See my reply to @TheGamer101 - it works, matchmaking respects that. You can theoretically keep the server alive with short gaming sessions if you keep joining your friends and then they leave and other people join you etc., but it’s unlikely that this can be sustained over 12 hours. And it does happen, we’ll shut this server down the following morning.
It’s 11pm PST on a Tuesday. I’m writing some crazy machine learning code that will change the world
Servers shutdown and my TC dies and I lose my code (maybe cause the server doesn’t exist anymore?)
I just lost an entire night’s worth of work (this has happened to @Sharksie and I on multiple occasions)
We typically have our team create servers running forever since we are a studio with multiple full-time contractors. I’ll be halfway through a block of code and it will lose connection.
I’m not sure what the solution is to this (fixing team create saving is of course critical) but a dedicated release time, or just a studio prompt that gives a warning would help remedy this issue. Do TC servers pull WIP scripts from clients when they shutdown? (The code recovery tool is a nightmare because it says you lost work on identical diffs)
The new release flow should make this specific scenario impossible. The way it can go wrong with the new flow is:
It’s 9 PM PST on a Tuesday. You start a fresh TC session and start working on it.

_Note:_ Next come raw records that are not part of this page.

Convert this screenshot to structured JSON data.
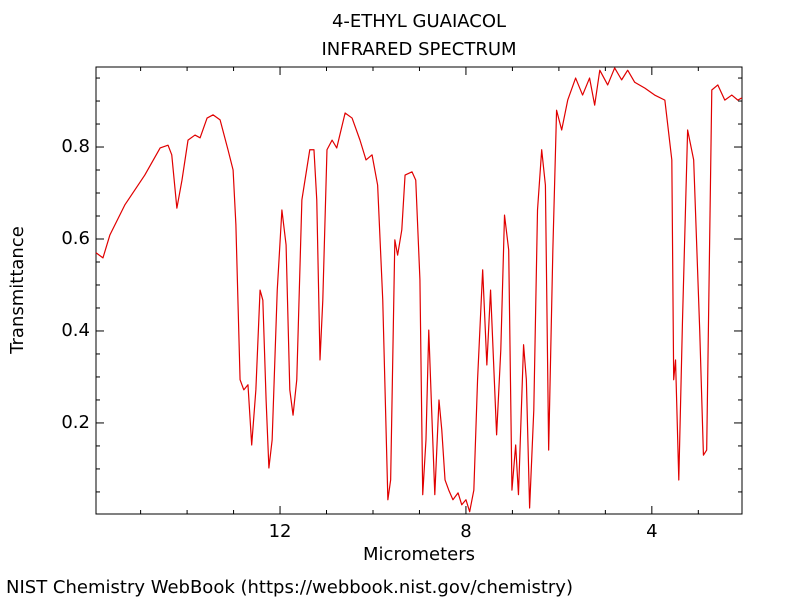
{
  "chart_data": {
    "type": "line",
    "title": "4-ETHYL GUAIACOL",
    "subtitle": "INFRARED SPECTRUM",
    "x_label": "Micrometers",
    "y_label": "Transmittance",
    "source": "NIST Chemistry WebBook (https://webbook.nist.gov/chemistry)",
    "xlim": [
      15.96,
      2.06
    ],
    "ylim": [
      0.002,
      0.974
    ],
    "xticks": [
      12,
      8,
      4
    ],
    "yticks": [
      0.2,
      0.4,
      0.6,
      0.8
    ],
    "xminorticks": [
      15,
      14,
      13,
      11,
      10,
      9,
      7,
      6,
      5,
      3
    ],
    "yminorticks": [
      0.05,
      0.1,
      0.15,
      0.25,
      0.3,
      0.35,
      0.45,
      0.5,
      0.55,
      0.65,
      0.7,
      0.75,
      0.85,
      0.9,
      0.95
    ],
    "grid": false,
    "series": [
      {
        "name": "4-ETHYL GUAIACOL",
        "color": "#e00000",
        "x": [
          15.96,
          15.81,
          15.66,
          15.34,
          14.91,
          14.58,
          14.41,
          14.33,
          14.22,
          14.11,
          13.98,
          13.83,
          13.72,
          13.57,
          13.44,
          13.29,
          13.12,
          13.01,
          12.95,
          12.86,
          12.78,
          12.69,
          12.61,
          12.52,
          12.43,
          12.37,
          12.3,
          12.24,
          12.17,
          12.06,
          11.96,
          11.87,
          11.79,
          11.72,
          11.64,
          11.53,
          11.36,
          11.27,
          11.21,
          11.14,
          11.08,
          10.99,
          10.88,
          10.78,
          10.6,
          10.45,
          10.28,
          10.15,
          10.02,
          9.9,
          9.79,
          9.68,
          9.62,
          9.53,
          9.47,
          9.38,
          9.31,
          9.16,
          9.08,
          8.99,
          8.93,
          8.86,
          8.8,
          8.73,
          8.67,
          8.58,
          8.52,
          8.45,
          8.37,
          8.28,
          8.17,
          8.09,
          8.0,
          7.92,
          7.83,
          7.75,
          7.64,
          7.55,
          7.47,
          7.34,
          7.25,
          7.17,
          7.08,
          7.01,
          6.93,
          6.87,
          6.76,
          6.7,
          6.63,
          6.54,
          6.46,
          6.37,
          6.29,
          6.22,
          6.13,
          6.05,
          5.94,
          5.81,
          5.64,
          5.49,
          5.34,
          5.23,
          5.12,
          4.95,
          4.8,
          4.65,
          4.52,
          4.37,
          4.15,
          3.94,
          3.72,
          3.57,
          3.53,
          3.49,
          3.42,
          3.34,
          3.23,
          3.1,
          2.97,
          2.89,
          2.82,
          2.71,
          2.58,
          2.43,
          2.28,
          2.15,
          2.06
        ],
        "values": [
          0.57,
          0.559,
          0.609,
          0.674,
          0.739,
          0.798,
          0.804,
          0.783,
          0.667,
          0.728,
          0.815,
          0.826,
          0.82,
          0.863,
          0.87,
          0.859,
          0.794,
          0.75,
          0.631,
          0.294,
          0.272,
          0.283,
          0.152,
          0.272,
          0.489,
          0.467,
          0.25,
          0.102,
          0.163,
          0.489,
          0.663,
          0.587,
          0.272,
          0.217,
          0.294,
          0.685,
          0.794,
          0.794,
          0.685,
          0.337,
          0.467,
          0.794,
          0.815,
          0.798,
          0.874,
          0.863,
          0.815,
          0.772,
          0.783,
          0.717,
          0.467,
          0.033,
          0.076,
          0.598,
          0.565,
          0.62,
          0.739,
          0.746,
          0.728,
          0.511,
          0.044,
          0.163,
          0.402,
          0.207,
          0.044,
          0.25,
          0.185,
          0.076,
          0.054,
          0.033,
          0.048,
          0.022,
          0.033,
          0.007,
          0.054,
          0.294,
          0.533,
          0.326,
          0.489,
          0.174,
          0.359,
          0.652,
          0.576,
          0.054,
          0.152,
          0.044,
          0.37,
          0.294,
          0.015,
          0.228,
          0.663,
          0.794,
          0.717,
          0.141,
          0.576,
          0.88,
          0.837,
          0.902,
          0.95,
          0.913,
          0.95,
          0.891,
          0.967,
          0.935,
          0.972,
          0.946,
          0.967,
          0.941,
          0.928,
          0.913,
          0.902,
          0.772,
          0.294,
          0.337,
          0.076,
          0.424,
          0.837,
          0.772,
          0.402,
          0.13,
          0.141,
          0.924,
          0.935,
          0.902,
          0.913,
          0.902,
          0.907
        ]
      }
    ]
  }
}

In 1 hour, we release new server version but this keeps your server running on the old version
In 4 more hours, you are tired but @Sharksie joins you; you continue writing code for an hour and then sign off and leave
In 5 more hours, @Sharksie is kinda tired as well and wants to stop but luckily you woke up and are eager to continue writing your machine learning code that changes the world, so you sign back in
In 3 more hours, it’s 10 AM PST on a Wednesday and we kill your TC session and you lose some amount of unsaved progress + trigger possible TC bugs. Note that we kill your TC session because it has been started on the old server and there’s been 12 hours since the new server version has been available - if the TC session started after 10 PM PST it would be the new version and we wouldn’t touch that up until next week.
We currently don’t have specific stats on TC session shutdowns so we don’t know - this might be happening right now. It would definitely be great to add some kind of notification for this. In theory you should only lose 5 minutes of progress, but there are some fixes Studio team is actively working on (check with @Silent137 for details) that should address data loss that can occur due to disconnects/shutdowns like this.
Could TC sessions get notifications on when a forced shutdown will happen? If you’re working on something all night or forget what day of the week it is, you may not realize a new update is rolling out. At least this way anybody working on something can anticipate when a shutdown will occur, save their work, or start a new updated server instance in advance.
Something as simple as a dialog box for all connected clients would suffice.